In-plants serving the healthcare industry are responsible for more than just paper and ink; it is an industry with a definite human side to it.
"We are dealing with life. We cannot afford to have a lot of mistakes made," explains Margie Penkala, team leader of the graphic arts/mailroom department at St. Helena Hospital, in Deer Park, Calif.
While Penkala oversees just four part-time employees in the hospital in-plant, she understands the large responsibility her department is taking on. "The forms have got to say the right thing because of litigation these days. You have got to make sure the form looks good—that it is clean copy so when they project it up to a screen in a courtroom it looks good and it has accurate information on it," Penkala says.
Marvin Beck, manager of the in-plant at Penn State Geisinger Health System, in Danville, Pa., agrees. He knows that, when dealing with healthcare, the patients come first.

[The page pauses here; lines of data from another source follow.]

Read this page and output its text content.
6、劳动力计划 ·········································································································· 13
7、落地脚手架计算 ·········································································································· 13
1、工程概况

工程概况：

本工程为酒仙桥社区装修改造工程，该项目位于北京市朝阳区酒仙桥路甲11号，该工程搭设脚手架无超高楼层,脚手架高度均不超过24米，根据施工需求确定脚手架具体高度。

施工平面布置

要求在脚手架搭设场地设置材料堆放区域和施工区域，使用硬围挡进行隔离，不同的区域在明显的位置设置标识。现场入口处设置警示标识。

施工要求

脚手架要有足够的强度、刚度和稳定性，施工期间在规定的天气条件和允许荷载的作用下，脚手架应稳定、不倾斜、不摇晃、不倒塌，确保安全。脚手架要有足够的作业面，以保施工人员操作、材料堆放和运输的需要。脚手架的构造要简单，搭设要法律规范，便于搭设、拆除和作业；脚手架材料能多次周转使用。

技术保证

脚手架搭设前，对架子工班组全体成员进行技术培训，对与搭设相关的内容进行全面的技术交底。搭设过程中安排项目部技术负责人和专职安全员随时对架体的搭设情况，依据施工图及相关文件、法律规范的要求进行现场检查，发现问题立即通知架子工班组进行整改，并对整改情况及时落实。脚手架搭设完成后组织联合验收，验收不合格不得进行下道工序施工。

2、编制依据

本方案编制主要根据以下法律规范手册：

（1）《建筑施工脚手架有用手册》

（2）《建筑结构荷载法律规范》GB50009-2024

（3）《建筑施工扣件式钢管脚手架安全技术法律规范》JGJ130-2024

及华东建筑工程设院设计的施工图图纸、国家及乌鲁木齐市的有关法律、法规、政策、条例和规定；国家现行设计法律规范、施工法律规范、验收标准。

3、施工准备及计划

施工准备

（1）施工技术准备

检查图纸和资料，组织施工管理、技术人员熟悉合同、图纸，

"If a job comes in and it deals directly to patient care, that takes priority over anything," says Beck. "We make sure it gets done." Beck says his employees do an excellent job of keeping up with production demands.
Forms And Marketing Materials
Though all in-plants are different, one job seems to be a constant at healthcare in-plants—forms.
"We do all of the forms that are used in the charts, all the forms used for admitting the patient and the position orders that come down from our medical staff," Penkala says. "The people who have medical offices off campus will fax us pre-orders." St. Helena's in-plant does 98 percent of its forms in-house, she says.
Another job common among healthcare in-plants is advertising and marketing materials. According to Roger Harter, graphic arts manager for the Marshfield Clinic, in Marshfield, Wis., advertising is becoming a large part of the work that his in-plant does.